Print

Print


Yaim installation/configuration of WN's doesn't seem to be working

The yaim installation/configuration of the worker nodes at BNL-LCG2 failed not only the R-GMA component but also
Torque. I ran by hand the config_torque_client script but looks like none of the pbs related stuff that was expected
to have been previously installed is really there... Mainly, the complaints are about missing pbs utilities such as pbsnodes

or config files such as /var/spool/pbs/mom_priv/config. Actually, the only file that exists in /var/spool/pbs following
yaim installation is server_name.

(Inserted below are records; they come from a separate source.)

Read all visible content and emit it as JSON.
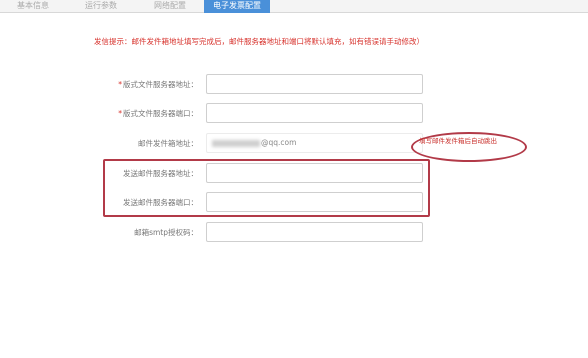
{
  "tabs": [
    {
      "label": "基本信息",
      "active": false
    },
    {
      "label": "运行参数",
      "active": false
    },
    {
      "label": "网络配置",
      "active": false
    },
    {
      "label": "电子发票配置",
      "active": true
    }
  ],
  "hint": "发信提示：邮件发件箱地址填写完成后，邮件服务器地址和端口将默认填充，如有错误请手动修改）",
  "fields": [
    {
      "label": "版式文件服务器地址：",
      "required": true,
      "value": ""
    },
    {
      "label": "版式文件服务器端口：",
      "required": true,
      "value": ""
    },
    {
      "label": "邮件发件箱地址：",
      "required": false,
      "value": "@qq.com"
    },
    {
      "label": "发送邮件服务器地址：",
      "required": false,
      "value": ""
    },
    {
      "label": "发送邮件服务器端口：",
      "required": false,
      "value": ""
    },
    {
      "label": "邮箱smtp授权码：",
      "required": false,
      "value": ""
    }
  ],
  "required_mark": "*",
  "annotation": "填写邮件发件箱后自动跳出",
  "colors": {
    "accent": "#4a90d9",
    "warning": "#d7322c",
    "annotation": "#b23a48"
  }
}
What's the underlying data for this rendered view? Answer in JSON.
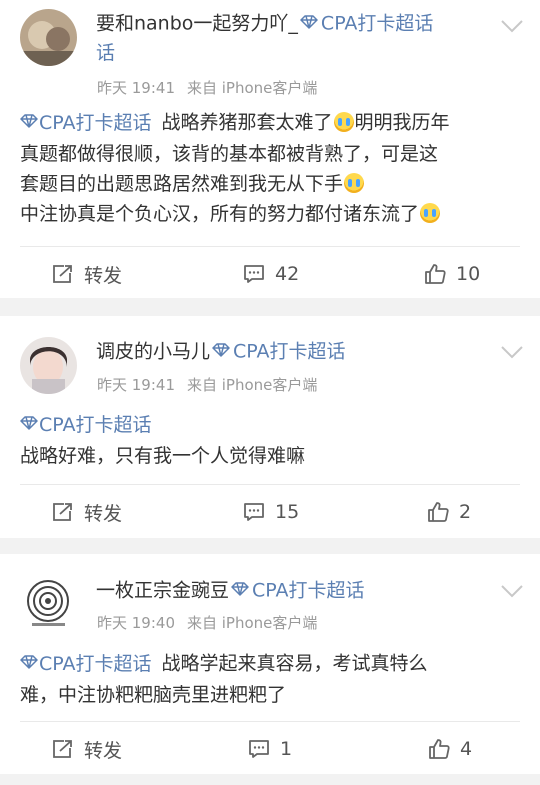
{
  "posts": [
    {
      "username": "要和nanbo一起努力吖_",
      "tag": "CPA打卡超话",
      "username_wrap": "话",
      "time": "昨天 19:41",
      "source": "来自 iPhone客户端",
      "lines": [
        {
          "tag": "CPA打卡超话",
          "text": "战略养猪那套太难了",
          "emoji": true,
          "text2": "明明我历年"
        },
        {
          "text": "真题都做得很顺，该背的基本都被背熟了，可是这"
        },
        {
          "text": "套题目的出题思路居然难到我无从下手",
          "emoji": true
        },
        {
          "text": "中注协真是个负心汉，所有的努力都付诸东流了",
          "emoji": true
        }
      ],
      "repost_label": "转发",
      "comment_count": "42",
      "like_count": "10"
    },
    {
      "username": "调皮的小马儿",
      "tag": "CPA打卡超话",
      "time": "昨天 19:41",
      "source": "来自 iPhone客户端",
      "lines": [
        {
          "tag": "CPA打卡超话",
          "text": ""
        },
        {
          "text": "战略好难，只有我一个人觉得难嘛"
        }
      ],
      "repost_label": "转发",
      "comment_count": "15",
      "like_count": "2"
    },
    {
      "username": "一枚正宗金豌豆",
      "tag": "CPA打卡超话",
      "time": "昨天 19:40",
      "source": "来自 iPhone客户端",
      "lines": [
        {
          "tag": "CPA打卡超话",
          "text": "战略学起来真容易，考试真特么"
        },
        {
          "text": "难，中注协粑粑脑壳里进粑粑了"
        }
      ],
      "repost_label": "转发",
      "comment_count": "1",
      "like_count": "4"
    }
  ],
  "colors": {
    "accent": "#5b7fb2",
    "muted": "#9a9a9a",
    "page_bg": "#f2f2f2"
  },
  "icons": [
    "diamond-icon",
    "chevron-down-icon",
    "repost-icon",
    "comment-icon",
    "like-icon"
  ]
}
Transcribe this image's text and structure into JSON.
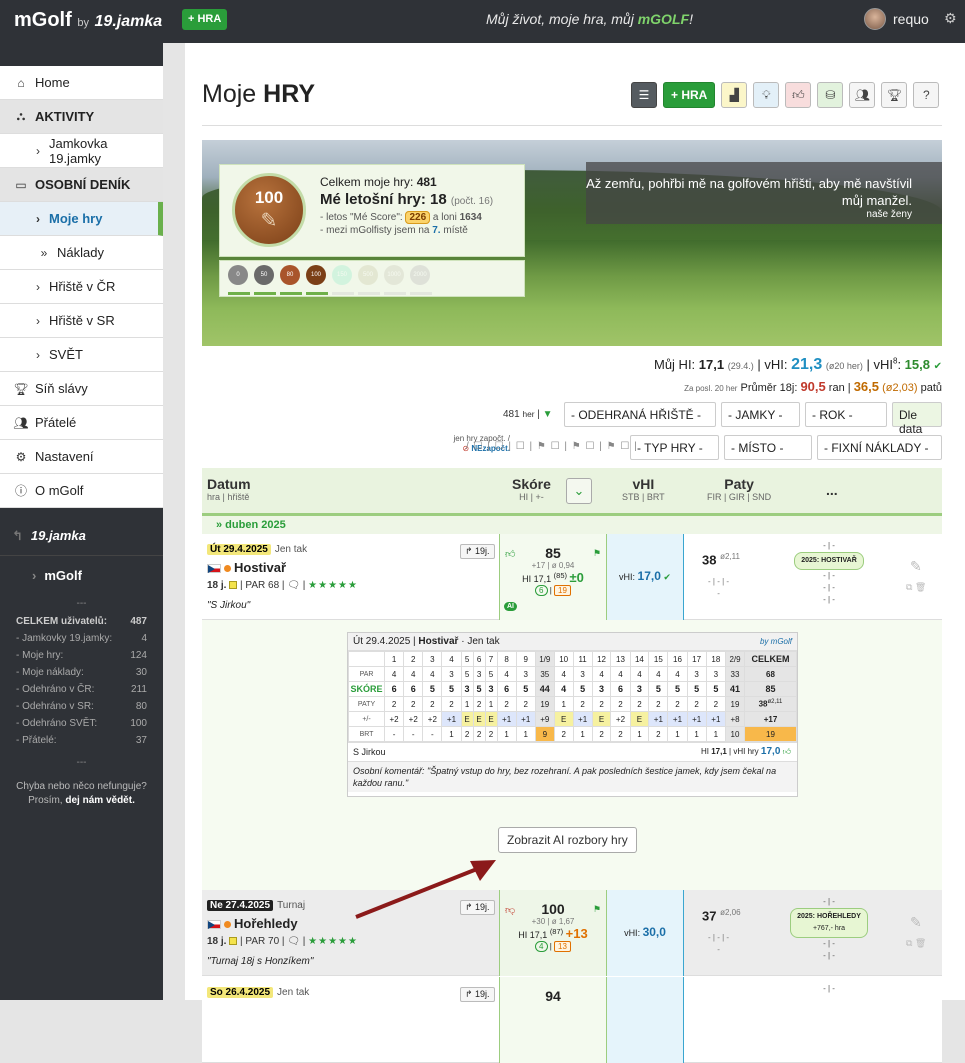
{
  "topbar": {
    "brand": "mGolf",
    "by": "by",
    "partner": "19.jamka",
    "new_game": "HRA",
    "motto_pre": "Můj život, moje hra, můj ",
    "motto_brand": "mGOLF",
    "motto_post": "!",
    "username": "requo"
  },
  "sidebar": {
    "items": [
      {
        "label": "Home",
        "icon": "home-icon"
      },
      {
        "label": "AKTIVITY",
        "icon": "users-icon"
      },
      {
        "label": "Jamkovka 19.jamky"
      },
      {
        "label": "OSOBNÍ DENÍK",
        "icon": "laptop-icon"
      },
      {
        "label": "Moje hry"
      },
      {
        "label": "Náklady"
      },
      {
        "label": "Hřiště v ČR"
      },
      {
        "label": "Hřiště v SR"
      },
      {
        "label": "SVĚT"
      },
      {
        "label": "Síň slávy",
        "icon": "trophy-icon"
      },
      {
        "label": "Přátelé",
        "icon": "friends-icon"
      },
      {
        "label": "Nastavení",
        "icon": "gear-icon"
      },
      {
        "label": "O mGolf",
        "icon": "info-icon"
      }
    ],
    "partner_logo": "19.jamka",
    "mgolf": "mGolf",
    "sep": "---",
    "stats": [
      {
        "label": "CELKEM uživatelů:",
        "value": "487"
      },
      {
        "label": "- Jamkovky 19.jamky:",
        "value": "4"
      },
      {
        "label": "- Moje hry:",
        "value": "124"
      },
      {
        "label": "- Moje náklady:",
        "value": "30"
      },
      {
        "label": "- Odehráno v ČR:",
        "value": "211"
      },
      {
        "label": "- Odehráno v SR:",
        "value": "80"
      },
      {
        "label": "- Odehráno SVĚT:",
        "value": "100"
      },
      {
        "label": "- Přátelé:",
        "value": "37"
      }
    ],
    "bug_line1": "Chyba nebo něco nefunguje?",
    "bug_line2": "Prosím, ",
    "bug_link": "dej nám vědět."
  },
  "main": {
    "title_a": "Moje ",
    "title_b": "HRY",
    "toolbar_hra": "+ HRA",
    "toolbar_help": "?"
  },
  "banner": {
    "total_label": "Celkem moje hry: ",
    "total_value": "481",
    "year_label": "Mé letošní hry: 18",
    "year_note": "(počt. 16)",
    "line3": "- letos \"Mé Score\": ",
    "myscore": "226",
    "line3b": " a loni ",
    "lastyear": "1634",
    "line4": "- mezi mGolfisty jsem na ",
    "rank": "7.",
    "line4b": " místě",
    "medal_value": "100",
    "medals": [
      "0",
      "50",
      "80",
      "100",
      "150",
      "500",
      "1000",
      "2000"
    ],
    "quote": "Až zemřu, pohřbi mě na golfovém hřišti, aby mě navštívil můj manžel.",
    "quote_author": "naše ženy"
  },
  "hi": {
    "my_hi_label": "Můj HI: ",
    "my_hi": "17,1",
    "my_hi_date": "(29.4.)",
    "vhi_label": "vHI: ",
    "vhi": "21,3",
    "vhi_note": "(ø20 her)",
    "vhi8_label": "vHI",
    "vhi8_sup": "8",
    "vhi8": "15,8",
    "avg_note": "Za posl. 20 her",
    "avg_label": " Průměr 18j: ",
    "avg_strokes": "90,5",
    "avg_unit": " ran | ",
    "avg_paty": "36,5",
    "avg_paty_note": "(ø2,03)",
    "avg_paty_unit": " patů"
  },
  "filters": {
    "count": "481",
    "count_unit": "her",
    "played_courses": "- ODEHRANÁ HŘIŠTĚ -",
    "holes": "- JAMKY -",
    "year": "- ROK -",
    "sort": "Dle data",
    "game_type": "- TYP HRY -",
    "place": "- MÍSTO -",
    "fixed_costs": "- FIXNÍ NÁKLADY -",
    "flags_l1": "jen hry započt. /",
    "flags_l2": "NEzapočt.",
    "checkboxes": "/ ☐ | ☐ | ☐ | ⚑ ☐ | ⚑ ☐ | ⚑ ☐ |"
  },
  "table": {
    "h_datum": "Datum",
    "h_datum_sub": "hra | hřiště",
    "h_skore": "Skóre",
    "h_skore_sub": "HI | +-",
    "h_vhi": "vHI",
    "h_vhi_sub": "STB | BRT",
    "h_paty": "Paty",
    "h_paty_sub": "FIR | GIR | SND",
    "h_more": "...",
    "month": "» duben 2025"
  },
  "rows": [
    {
      "date": "Út 29.4.2025",
      "type": "Jen tak",
      "course": "Hostivař",
      "holes": "18 j.",
      "par": "| PAR 68 | ",
      "stars": "★★★★★",
      "comment": "\"S Jirkou\"",
      "share": "↱ 19j.",
      "score": "85",
      "score_sub": "+17 | ø 0,94",
      "hi": "HI 17,1",
      "hi_sup": "(85)",
      "pm": "±0",
      "c1": "6",
      "c2": "19",
      "vhi": "17,0",
      "paty": "38",
      "paty_sub": "ø2,11",
      "paty_l1": "- | - | -",
      "paty_l2": "-",
      "last_l1": "- | -",
      "badge": "2025: HOSTIVAŘ",
      "last_l2": "- | -",
      "last_l3": "- | -",
      "last_l4": "- | -"
    },
    {
      "date": "Ne 27.4.2025",
      "type": "Turnaj",
      "course": "Hořehledy",
      "holes": "18 j.",
      "par": "| PAR 70 | ",
      "stars": "★★★★★",
      "comment": "\"Turnaj 18j s Honzíkem\"",
      "share": "↱ 19j.",
      "score": "100",
      "score_sub": "+30 | ø 1,67",
      "hi": "HI 17,1",
      "hi_sup": "(87)",
      "pm": "+13",
      "c1": "4",
      "c2": "13",
      "vhi": "30,0",
      "paty": "37",
      "paty_sub": "ø2,06",
      "paty_l1": "- | - | -",
      "paty_l2": "-",
      "last_l1": "- | -",
      "badge": "2025: HOŘEHLEDY",
      "badge2": "+767,- hra",
      "last_l2": "- | -",
      "last_l3": "- | -",
      "last_l4": "- | -"
    },
    {
      "date": "So 26.4.2025",
      "type": "Jen tak",
      "share": "↱ 19j.",
      "score": "94",
      "last_l1": "- | -"
    }
  ],
  "scorecard": {
    "header_date": "Út 29.4.2025",
    "header_course": "Hostivař",
    "header_type": "Jen tak",
    "by": "by mGolf",
    "holes": [
      "1",
      "2",
      "3",
      "4",
      "5",
      "6",
      "7",
      "8",
      "9",
      "1/9",
      "10",
      "11",
      "12",
      "13",
      "14",
      "15",
      "16",
      "17",
      "18",
      "2/9",
      "CELKEM"
    ],
    "par": [
      "4",
      "4",
      "4",
      "3",
      "5",
      "3",
      "5",
      "4",
      "3",
      "35",
      "4",
      "3",
      "4",
      "4",
      "4",
      "4",
      "4",
      "3",
      "3",
      "33",
      "68"
    ],
    "skore": [
      "6",
      "6",
      "5",
      "5",
      "3",
      "5",
      "3",
      "6",
      "5",
      "44",
      "4",
      "5",
      "3",
      "6",
      "3",
      "5",
      "5",
      "5",
      "5",
      "41",
      "85"
    ],
    "paty": [
      "2",
      "2",
      "2",
      "2",
      "1",
      "2",
      "1",
      "2",
      "2",
      "19",
      "1",
      "2",
      "2",
      "2",
      "2",
      "2",
      "2",
      "2",
      "2",
      "19",
      "38"
    ],
    "paty_note": "ø2,11",
    "pm": [
      "+2",
      "+2",
      "+2",
      "+1",
      "E",
      "E",
      "E",
      "+1",
      "+1",
      "+9",
      "E",
      "+1",
      "E",
      "+2",
      "E",
      "+1",
      "+1",
      "+1",
      "+1",
      "+8",
      "+17"
    ],
    "brt": [
      "-",
      "-",
      "-",
      "1",
      "2",
      "2",
      "2",
      "1",
      "1",
      "9",
      "2",
      "1",
      "2",
      "2",
      "1",
      "2",
      "1",
      "1",
      "1",
      "10",
      "19"
    ],
    "lbl_par": "PAR",
    "lbl_skore": "SKÓRE",
    "lbl_paty": "PATY",
    "lbl_pm": "+/-",
    "lbl_brt": "BRT",
    "partner": "S Jirkou",
    "hi_label": "HI",
    "hi": "17,1",
    "vhi_label": "vHI hry",
    "vhi": "17,0",
    "note": "Osobní komentář: \"Špatný vstup do hry, bez rozehraní. A pak posledních šestice jamek, kdy jsem čekal na každou ranu.\"",
    "ai_button": "Zobrazit AI rozbory hry"
  }
}
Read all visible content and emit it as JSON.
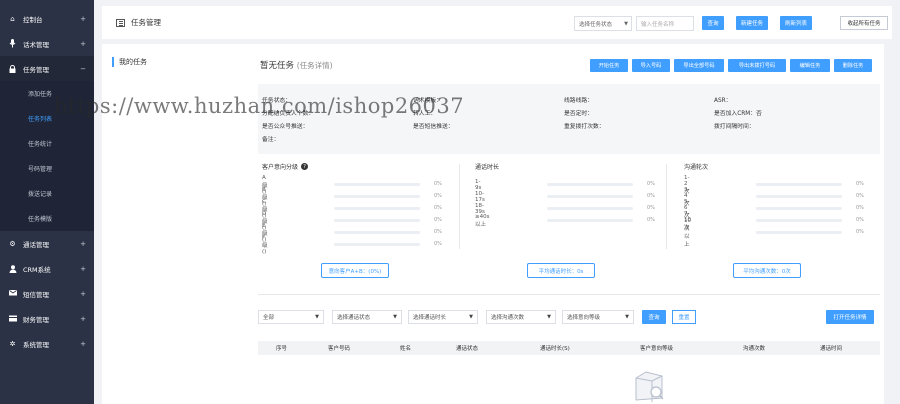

Running a "rpm -qa | grep -I pbs" on any of the worker nodes doesn't yield
anything while the same run on the CE shows four pbs related rpm files:

[root@lcg-ce01 yaim]# rpm -qa | grep pbs
edg-pbs-utils-1.0.8-1_sl3
vdt_globus_jobmanager_pbs-VDT1.2.0rh9-1
lcg-pbs-utils-1.0.0-1
lcg-info-dynamic-pbs-1.0.5-1_sl3

Did anybody experience this problem with yaim when installing the WN's ? Also, what pbs related rpm's need
to be installed and where can they be downloaded from ?  Thanks.

Edward Nicolescu
BNL-LCG2

PS: Below you will find the output from a "verbose" run of config_torque_client


[root@lcg-wn01 yaim]# /tmp/config_torque_client
+ export CE_HOST=lcg-ce01.usatlas.bnl.gov
+ CE_HOST=lcg-ce01.usatlas.bnl.gov
+ export SE_HOST=lcg-se01.usatlas.bnl.gov
+ SE_HOST=lcg-se01.usatlas.bnl.gov
+ export INSTALL_ROOT=/opt
+ INSTALL_ROOT=/opt
++ eval echo '$CE_HOST'
+++ echo lcg-ce01.usatlas.bnl.gov
+ '[' xlcg-ce01.usatlas.bnl.gov = x ']'
++ eval echo '$SE_HOST'
+++ echo lcg-se01.usatlas.bnl.gov
+ '[' xlcg-se01.usatlas.bnl.gov = x ']'
+ INSTALL_ROOT=/opt
+ echo lcg-ce01.usatlas.bnl.gov
++ grep pbs_mom /etc/services
+ '[' 'xpbs_mom     15002/tcp' = x ']'
++ grep pbs_remom /etc/services
++ grep tcp
+ '[' 'xpbs_remom     15003/tcp' = x ']'
++ grep pbs_remom /etc/services
++ grep udp
+ '[' 'xpbs_remom     15003/udp' = x ']'
+ cat
+ cat
+ '[' -f /etc/ssh/ssh_known_hosts ']'
+ grep -v lcg-ce01.usatlas.bnl.gov /etc/ssh/ssh_known_hosts
+ /usr/bin/ssh-keyscan -t rsa lcg-ce01.usatlas.bnl.gov
+ '[' 0 = 0 ']'
+ mv /etc/ssh/ssh_known_hosts.tmp /etc/ssh/ssh_known_hosts
+ '[' -f /etc/ssh/ssh_known_hosts ']'
+ grep -v lcg-se01.usatlas.bnl.gov /etc/ssh/ssh_known_hosts
+ /usr/bin/ssh-keyscan -t rsa lcg-se01.usatlas.bnl.gov
+ '[' 0 = 0 ']'
+ mv /etc/ssh/ssh_known_hosts.tmp /etc/ssh/ssh_known_hosts
+ /opt/edg/sbin/edg-pbs-knownhosts
Can't exec "/usr/bin/pbsnodes": No such file or directory at /opt/edg/sbin/edg-pbs-knownhosts line 3
2.
Could note open /usr/bin/pbsnodes -a pipe: No such file or directory
+ cat
/tmp/config_torque_client: line 64: /var/spool/pbs/mom_priv/config: No such file or directory
+ /sbin/chkconfig pbs_mom on
error reading information on service pbs_mom: No such file or directory
+ /etc/rc.d/init.d/pbs_mom stop
/tmp/config_torque_client: line 74: /etc/rc.d/init.d/pbs_mom: No such file or directory
+ sleep 1
+ /etc/rc.d/init.d/pbs_mom start
/tmp/config_torque_client: line 76: /etc/rc.d/init.d/pbs_mom: No such file or directory
+ '[' '!' -f /var/spool/cron/root ']'
+ grep edg-pbs-knownhosts /var/spool/cron/root
+ cat
+ chmod +x /etc/cron.d/edg-pbs-knownhosts
+ grep mom_logs /var/spool/cron/root
+ cat
+ chmod +x /etc/cron.d/mom_logs